Dans un nouveau rapport consacré à "l'impact et la dépendance des entreprises vis-à-vis de la biodiversité et des contributions de la nature aux populations", l'IPBES (aussi appelé "Giec de la biodiversité") a listé plus de 100 actions à mettre en place pour impliquer les entreprises dans la protection de l'environnement.
Se repérer dans "la jungle boursière", créer une "ruche d'entreprises" pour aider les "jeunes pousses" à monter un "business florissant" ? Les acteurs économiques ne font pas que s'inspirer du vivant. Ils en dépendent, insistent les scientifiques de la Plateforme intergouvernementale scientifique et politique sur la biodiversité et les services écosystémiques (IPBES). Dans le résumé de leur dernier rapport(Nouvelle fenêtre), publié lundi 9 février, ces experts internationaux mandatés par les Nations unies rappellent que "toutes les entreprises dépendent de la biodiversité". Et si leurs activités "ont un impact" sur l'environnement, peu d'entre elles "supportent [le] coût financier de leurs impacts négatifs", de même que "beaucoup ne parviennent pas à tirer profit de leurs impacts positifs".

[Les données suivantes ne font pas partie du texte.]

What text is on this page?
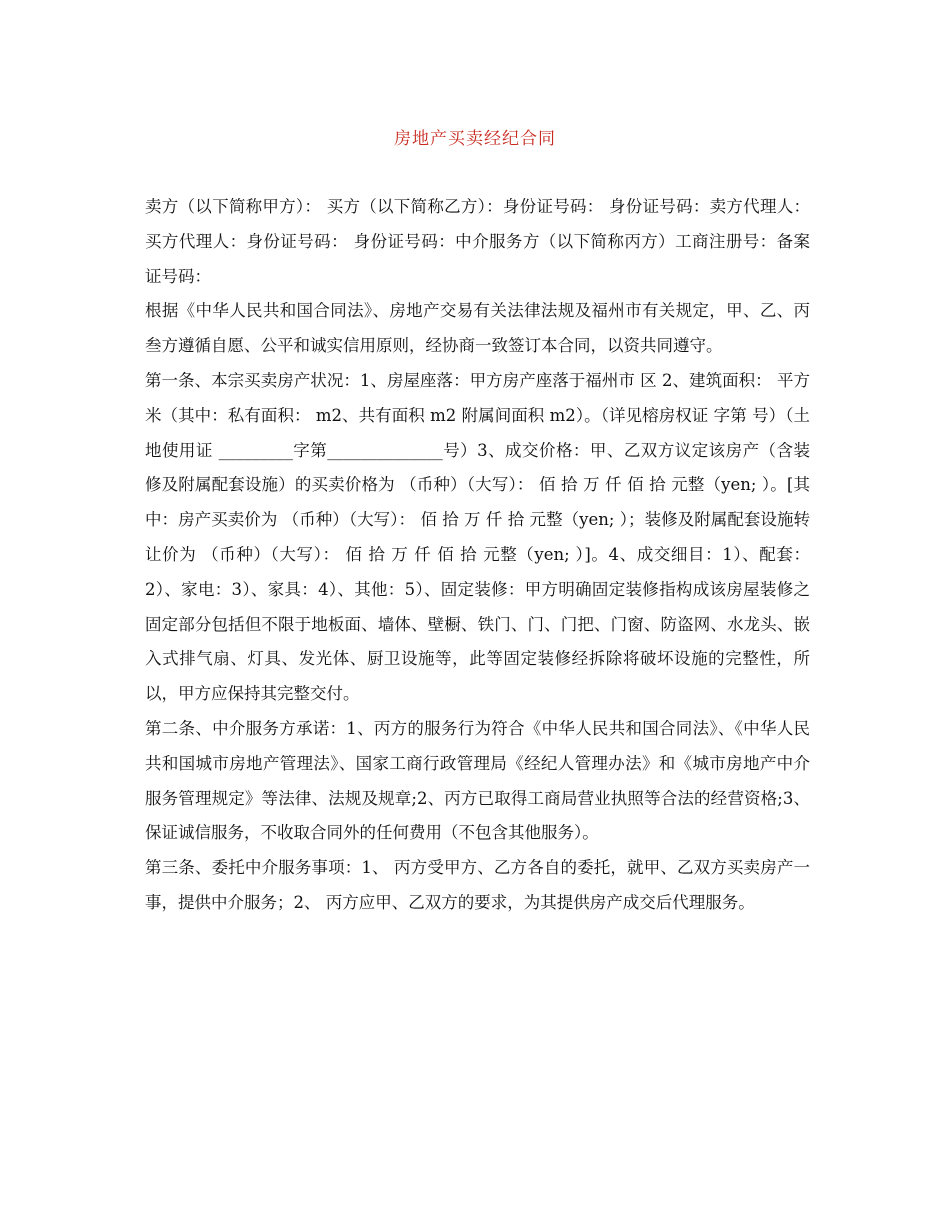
房地产买卖经纪合同

卖方（以下简称甲方）： 买方（以下简称乙方）：身份证号码： 身份证号码：卖方代理人： 买方代理人：身份证号码： 身份证号码：中介服务方（以下简称丙方）工商注册号：备案证号码：

根据《中华人民共和国合同法》、房地产交易有关法律法规及福州市有关规定，甲、乙、丙叁方遵循自愿、公平和诚实信用原则，经协商一致签订本合同，以资共同遵守。

第一条、本宗买卖房产状况：1、房屋座落：甲方房产座落于福州市 区 2、建筑面积： 平方米（其中：私有面积： m2、共有面积 m2 附属间面积 m2）。（详见榕房权证 字第 号）（土地使用证 _________字第______________号）3、成交价格：甲、乙双方议定该房产（含装修及附属配套设施）的买卖价格为 （币种）（大写）： 佰 拾 万 仟 佰 拾 元整（yen; ）。[其中：房产买卖价为 （币种）（大写）： 佰 拾 万 仟 拾 元整（yen; ）；装修及附属配套设施转让价为 （币种）（大写）： 佰 拾 万 仟 佰 拾 元整（yen; ）]。4、成交细目：1）、配套：2）、家电：3）、家具：4）、其他：5）、固定装修：甲方明确固定装修指构成该房屋装修之固定部分包括但不限于地板面、墙体、壁橱、铁门、门、门把、门窗、防盗网、水龙头、嵌入式排气扇、灯具、发光体、厨卫设施等，此等固定装修经拆除将破坏设施的完整性，所以，甲方应保持其完整交付。

第二条、中介服务方承诺：1、丙方的服务行为符合《中华人民共和国合同法》、《中华人民共和国城市房地产管理法》、国家工商行政管理局《经纪人管理办法》和《城市房地产中介服务管理规定》等法律、法规及规章;2、丙方已取得工商局营业执照等合法的经营资格;3、 保证诚信服务，不收取合同外的任何费用（不包含其他服务）。

第三条、委托中介服务事项：1、 丙方受甲方、乙方各自的委托，就甲、乙双方买卖房产一事，提供中介服务；2、 丙方应甲、乙双方的要求，为其提供房产成交后代理服务。
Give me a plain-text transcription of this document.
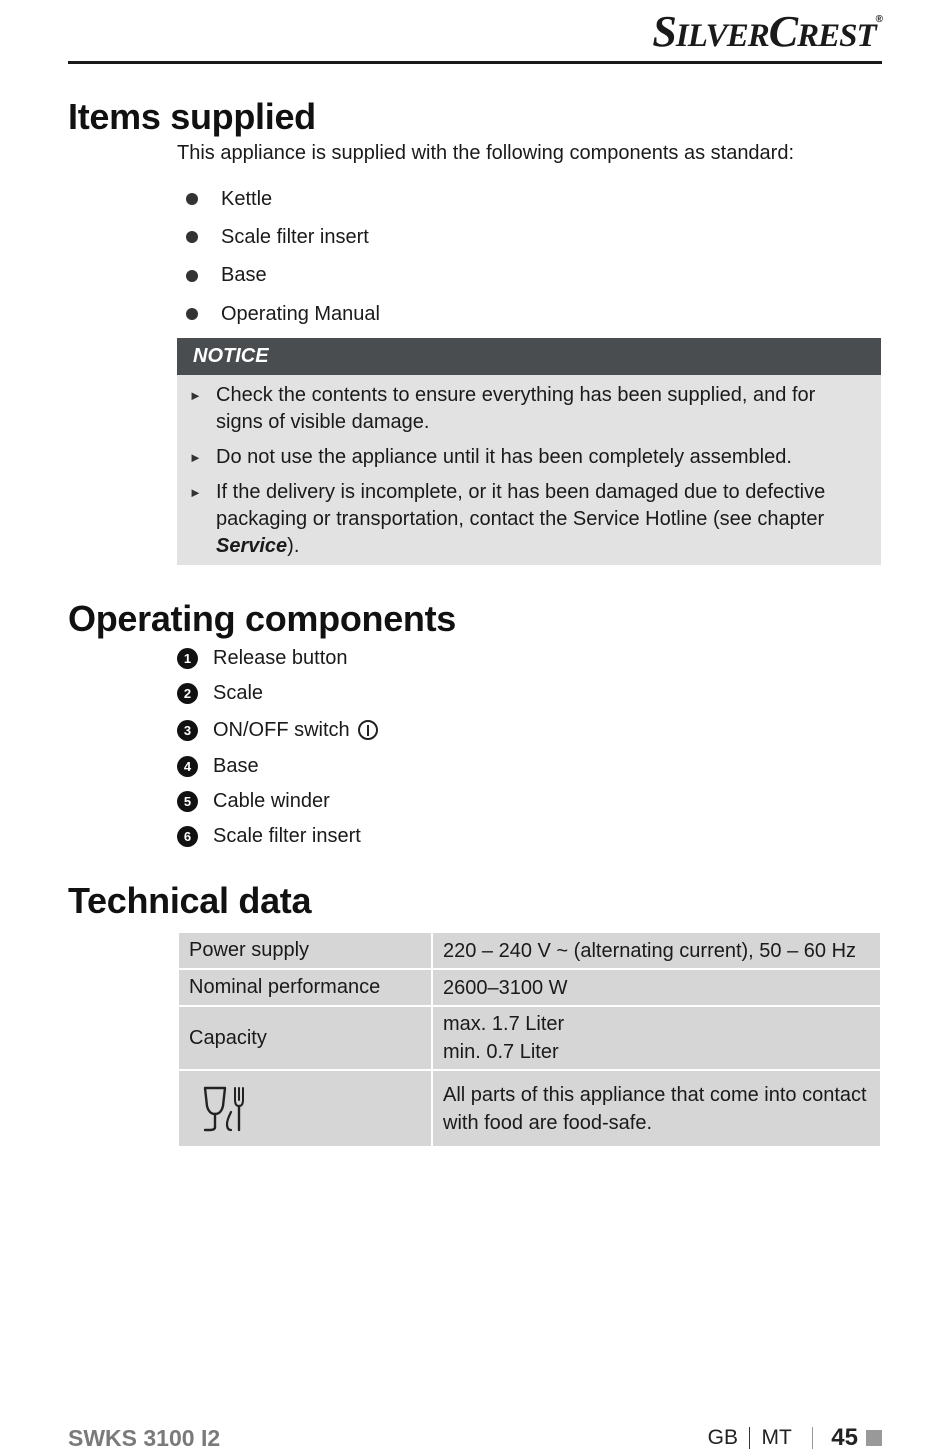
SILVERCREST®
Items supplied
This appliance is supplied with the following components as standard:
Kettle
Scale filter insert
Base
Operating Manual
NOTICE
► Check the contents to ensure everything has been supplied, and for signs of visible damage.
► Do not use the appliance until it has been completely assembled.
► If the delivery is incomplete, or it has been damaged due to defective packaging or transportation, contact the Service Hotline (see chapter Service).
Operating components
1	Release button
2	Scale
3	ON/OFF switch
4	Base
5	Cable winder
6	Scale filter insert
Technical data
Power supply	220 – 240 V ~ (alternating current), 50 – 60 Hz
Nominal performance	2600–3100 W
Capacity	max. 1.7 Liter
min. 0.7 Liter

	All parts of this appliance that come into contact with food are food-safe.
SWKS 3100 I2	GB MT 45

A l'heure ou la diversité biologique fait les frais d'un système qui privilégie la rentabilité à court terme, au détriment de la santé des écosystèmes, deux possibilités s'offrent aux acteurs économiques du monde entier : "soit ouvrir la voie à une économie mondiale plus durable, soit risquer l'extinction... des espèces dans la nature, mais aussi potentiellement la leur", met en garde dans un communiqué l'un des coprésidents de ce rapport "Entreprises et Biodiversité", le Britannique Matt Jones.
Puisqu'il n'existe guère de business sans eau saine, sans sol fertile, sans végétation et sans espèces animales, ce rapport, fruit de trois ans de travail, appelle à "aligner ce qui est rentable pour les entreprises sur ce qui est bénéfique pour la biodiversité et les populations".
Rendre la protection de la nature plus rentable
"La perte de biodiversité est l'une des menaces les plus graves pour les entreprises", abonde un autre corapporteur du texte, l'Américain Stephen Polasky. Pour cet économiste, le fait "qu'il semble souvent plus rentable pour les entreprises de dégrader la biodiversité que de la protéger" relève indiscutablement du "paradoxe". En 2023, les flux financiers mondiaux ayant des impacts directement négatifs sur la nature ont ainsi été estimés à 7 300 milliards de dollars, dont environ 2 400 milliards de dollars de dépenses publiques en subventions néfastes pour l'environnement, pointe l'IPBES. En comparaison, les flux financiers publics et privés orientés vers des activités contribuant à la conservation et à la restauration de la biodiversité se sont élevés à 220 milliards de dollars pour cette même année (soit à peine 3% des montants alloués par le secteur public en subventions dites "néfastes").
"Avec les bonnes politiques, ainsi que des changements financiers et culturels, ce qui est bon pour la nature constitue aussi le meilleur choix en termes de rentabilité."
Stephen Polasky, corapporteur du texte "Entreprises et Biodiversité"
dans un communiqué
Or, pour passer d'un comportement destructeur à une approche vertueuse, encore faut-il avoir connaissance des impacts de nos activités sur la nature. Dans ce rapport, l'IPBES se propose de "dissiper la confusion des innombrables méthodes et indicateurs", en fournissant aux entreprises des repères méthodologiques. L'objectif : les aider à agir, en évaluant leur dépendance et leurs impacts vis-à-vis de la biodiversité, alors que moins de 1% des entreprises qui publient des rapports environnementaux mentionnent leurs impacts sur la biodiversité.
Pour aider les acteurs économiques et politiques à opérer cette indispensable transformation, les scientifiques ont ainsi listé plus de 100 outils concrets : créations d'incitations financières, promotion de la transparence tout au long des chaînes de valeurs, collaborations avec les communautés locales et autochtones... Ce rapport, approuvé par les représentants de plus de 150 gouvernements membres de l'IPBES réunis à Manchester (Royaume-Uni), n'est pas qu'un simple signal d'alarme. Il se présente aussi, pour la première fois, comme un livre de solutions.